Douglas’s Fulbright Specialist Award is part of a program that pairs highly qualified U.S. academics and professionals with host institutions abroad to share their expertise, strengthen institutional linkages, hone their skills, gain international experience, and learn about other cultures while building capacity at their overseas host institutions.
Douglas was invited to take part in the celebration of the 10th anniversary of the IEP, which has revised eight existing engineering degree programs to emphasize professional skills practiced alongside key engineering concepts, project-based activities, and interdisciplinarity. Douglas joined a working group charged with strengthening and enhancing the program, specifically focusing on ways to collect evaluation data to meet the information needs of the program’s stakeholders. She shared an evaluation framework developed from her previous research that could be adapted to their needs (see https://peer.asee.org/32152 and https://peer.asee.org/34004).

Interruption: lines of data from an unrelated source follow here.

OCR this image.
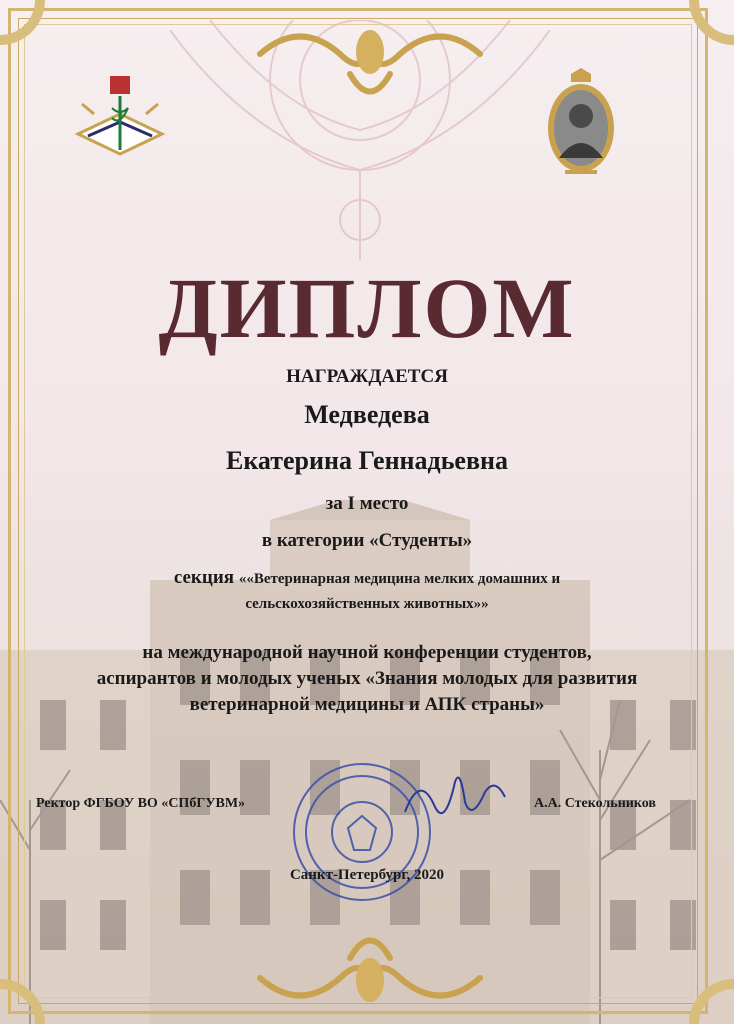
ДИПЛОМ
НАГРАЖДАЕТСЯ
Медведева
Екатерина Геннадьевна
за I место
в категории «Студенты»
секция ««Ветеринарная медицина мелких домашних и
сельскохозяйственных животных»»
на международной научной конференции студентов,
аспирантов и молодых ученых «Знания молодых для развития
ветеринарной медицины и АПК страны»
Ректор ФГБОУ ВО «СПбГУВМ»	А.А. Стекольников
Санкт-Петербург, 2020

In addition, she evaluated classroom assessments in UCL’s mechanical and electrical engineering programs and helped devise new approaches to assessing students in engineering classrooms to buffer the challenges presented by artificial intelligence (AI) tools such as ChatGPT.
“How do instructors accurately assess a student’s learning arc and knowledge retention when these students have access to AI to help them with their homework?” asked Douglas. “We want engineering students to learn to do things that AI can’t replace. One solution was to design assessment methods that allow a student to use AI in the process of answering a question on an assignment, but then take that assignment a step further by requiring the student to critically evaluate AI’s response.”
In addition to modifying assessment frameworks to ensure student knowledge accountability, Douglas planned programmatic strategy with engineering school leads; conducted a workshop to help faculty better understand what reviewers want to see in engineering education-focused grant proposals; and attended a symposium alongside colleagues from all of the world that focused on integrated engineering programs. Douglas said the experience also gave her plenty of ideas to bring to Purdue’s College of Engineering along with plans for its School of Engineering Education to host UCL faculty and staff as the universities move toward a mutually beneficial partnership.